O concreto e asfalto, todos os prédios que formam a paisagem desta selva que chamamos de cidade, gritam um dilema persistente no Brasil: a necessidade de humanizar o ambiente urbano. Atualmente, qualquer metro quadrado recebe o nome de lar, os arranha-céus se multiplicam como fungos em um porão úmido. Seguindo assim, em pouco tempo, cada vez mais respiramos menos verde. O abrir das janelas surgem, ao indivíduo, como o encarar os espelhos refletindo o distanciamento dos homens e a natureza. Nós, os moradores de espaços lotados de coisas inanimadas, vazio de vida, vamos em frente encurralados, perdidos em um labirinto.
Parece que, como país, estamos neste momento em um grande conjunto habitacional mergulhado em reformas que nunca cessam. Vencemos a etapa da previdência, a trabalhista, e, agora, lentamente enfrentamos a tributária. Como bagunça pouca é bobagem, teimamos em não executar uma agrária que, de fato, pacificasse o campo. Hoje, décadas após a nova constituição, cada beco implora algo muito além de terra produtiva. A pauta de uma reforma urbana se impõe como um tema fundamental os mais diversos vilarejos da nação.
A bandeira da transformação que tanto almejamos, uma espécie de amuleto que promete um vislumbre de esperança, depende fundamentalmente da dignidade oferecida ao cidadão. Porém, enquanto as autoridades desenham suas plantas mirabolantes de desenvolvimento, os problemas acumulam-se como lixo em dias de chuva nas vielas estreitas. Não estou criminalizando a política. Entretanto, questiono como poderemos trabalhar a “humanização” da cidade sem tornar este termo em, na verdade, um eufemismo moderno para encher os bolsos de empreiteiras e políticos?
Eu, um pobre jornalista, admito que não domino ou compreendo por inteiro os cálculos do planejamento urbano. Porém, fica bastante evidente para um leigo, como sou, que as vias congestionadas, por exemplo, são o reflexo de uma “planificação” falha. Um erro de entendimento que afasta a burocracia da realidade das pessoas. As oportunidades de trabalho brilham como miragens distantes, enquanto o trânsito atua como um lembrete persistente de que a cidade não foi feita para seus habitantes, mas sim para suas máquinas. O trabalhador moderno encontra municípios que não evoluíram para as demandas do novo tempo.

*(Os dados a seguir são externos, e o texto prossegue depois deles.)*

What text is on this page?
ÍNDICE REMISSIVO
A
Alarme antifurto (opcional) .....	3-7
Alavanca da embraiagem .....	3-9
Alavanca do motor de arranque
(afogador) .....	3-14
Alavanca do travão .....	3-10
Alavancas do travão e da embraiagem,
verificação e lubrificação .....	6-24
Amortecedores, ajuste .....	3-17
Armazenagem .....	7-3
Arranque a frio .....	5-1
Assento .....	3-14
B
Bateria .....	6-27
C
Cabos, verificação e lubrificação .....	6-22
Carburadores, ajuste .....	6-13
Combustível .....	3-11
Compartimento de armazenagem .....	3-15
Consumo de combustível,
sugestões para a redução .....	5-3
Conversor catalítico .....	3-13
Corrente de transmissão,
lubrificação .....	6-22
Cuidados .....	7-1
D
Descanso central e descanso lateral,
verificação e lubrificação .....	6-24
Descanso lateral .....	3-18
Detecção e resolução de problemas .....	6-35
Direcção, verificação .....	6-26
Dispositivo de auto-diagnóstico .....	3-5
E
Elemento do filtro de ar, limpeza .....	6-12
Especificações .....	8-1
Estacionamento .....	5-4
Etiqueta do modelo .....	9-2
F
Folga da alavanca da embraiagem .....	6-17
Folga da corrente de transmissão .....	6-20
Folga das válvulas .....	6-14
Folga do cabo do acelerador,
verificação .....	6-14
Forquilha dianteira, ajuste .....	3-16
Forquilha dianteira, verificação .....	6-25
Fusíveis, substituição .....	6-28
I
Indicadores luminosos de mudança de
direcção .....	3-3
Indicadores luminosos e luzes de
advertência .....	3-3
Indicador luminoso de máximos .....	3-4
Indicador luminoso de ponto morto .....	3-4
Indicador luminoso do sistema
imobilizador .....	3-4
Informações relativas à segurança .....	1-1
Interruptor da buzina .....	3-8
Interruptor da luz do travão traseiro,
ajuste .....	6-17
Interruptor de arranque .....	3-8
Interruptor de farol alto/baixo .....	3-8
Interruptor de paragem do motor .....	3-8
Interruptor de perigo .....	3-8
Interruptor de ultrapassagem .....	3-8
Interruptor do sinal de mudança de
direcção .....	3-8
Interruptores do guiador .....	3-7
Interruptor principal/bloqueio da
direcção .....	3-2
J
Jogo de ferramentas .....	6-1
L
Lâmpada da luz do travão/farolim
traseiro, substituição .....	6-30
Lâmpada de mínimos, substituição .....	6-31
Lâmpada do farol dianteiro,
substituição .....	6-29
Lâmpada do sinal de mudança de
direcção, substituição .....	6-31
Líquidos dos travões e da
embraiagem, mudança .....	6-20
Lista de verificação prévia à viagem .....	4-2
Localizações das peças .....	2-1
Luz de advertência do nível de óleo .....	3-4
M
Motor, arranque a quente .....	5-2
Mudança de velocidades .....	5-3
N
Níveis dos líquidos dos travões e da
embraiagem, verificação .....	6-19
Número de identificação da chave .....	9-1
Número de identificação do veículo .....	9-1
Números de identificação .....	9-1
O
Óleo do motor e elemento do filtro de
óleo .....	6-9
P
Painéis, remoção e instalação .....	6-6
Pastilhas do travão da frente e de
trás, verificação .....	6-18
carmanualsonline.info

Ou mora perto da infraestrutura básica ou perto do trabalho. Assim, é forçado a uma dança frenética entre casa e escritório/ fábrica, como uma marionete em um espetáculo grotesco. Enquanto isso, a distância entre os sonhos e a realidade se alarga como um abismo intransponível.
Quando estudamos um pouco o Censo, divulgado recentemente, os dados são estarrecedores! Mais de 11 milhões de moradias estão vazias em todo país. Ou seja, neste momento os desabrigados estendem seus mantos nas calçadas geladas, porém, as edificações reluzem como sarcófagos de esperanças abandonadas. A ironia mora nas estatísticas: a quantidade de domicílios vazios supera em o dobro o déficit habitacional. São aproximadamente 6 milhões de pessoas aquelas que não possuem uma casa, cerca de 300 mil destes vagando por uma das ruas do Brasil.
Mas quem se importa, não é mesmo? A realidade é como uma cusparada na cara da sociedade. Enquanto a burocracia dança a valsa da inércia, muitos são forçados a buscarem abrigo em vielas esquecidas e favelas superlotadas.
A necessidade de uma reforma urbana – de uma cidade onde a habitação é distribuída como riqueza compartilhada, que toda a ocupação do território é repensada para melhorar a qualidade de vida – chega como um poema apaixonado que ecoa em nossos ouvidos. No entanto, a realidade se assemelha a um quadro de Salvador Dali: derretendo, distorcido e repleto de estranhezas.
O carioca Lima Barreto, que ecoa um tanto em mim, era ácido em suas crônicas para reverbera as críticas ao falho modelo de distribuição social da paisagem urbana dos becos e praças desumanizadas do Rio de Janeiro. O texto dele, de esperança, erguendo a voz contra o descaso, clamando por mudanças efetivas, mostra o quanto é dura e longeva a necessidade de um olhar mais apurado ao pobre cidadão. Quem sabe, com mais uma primavera chegando, a de 2023, este tema, a reforma urbana, volte a surgir como um oásis, desta vez real, onde a dignidade humana possa florescer, deixar de ser um sonho e impor uma realidade, um ritmo, muito mais harmonioso, conciliador, realizador.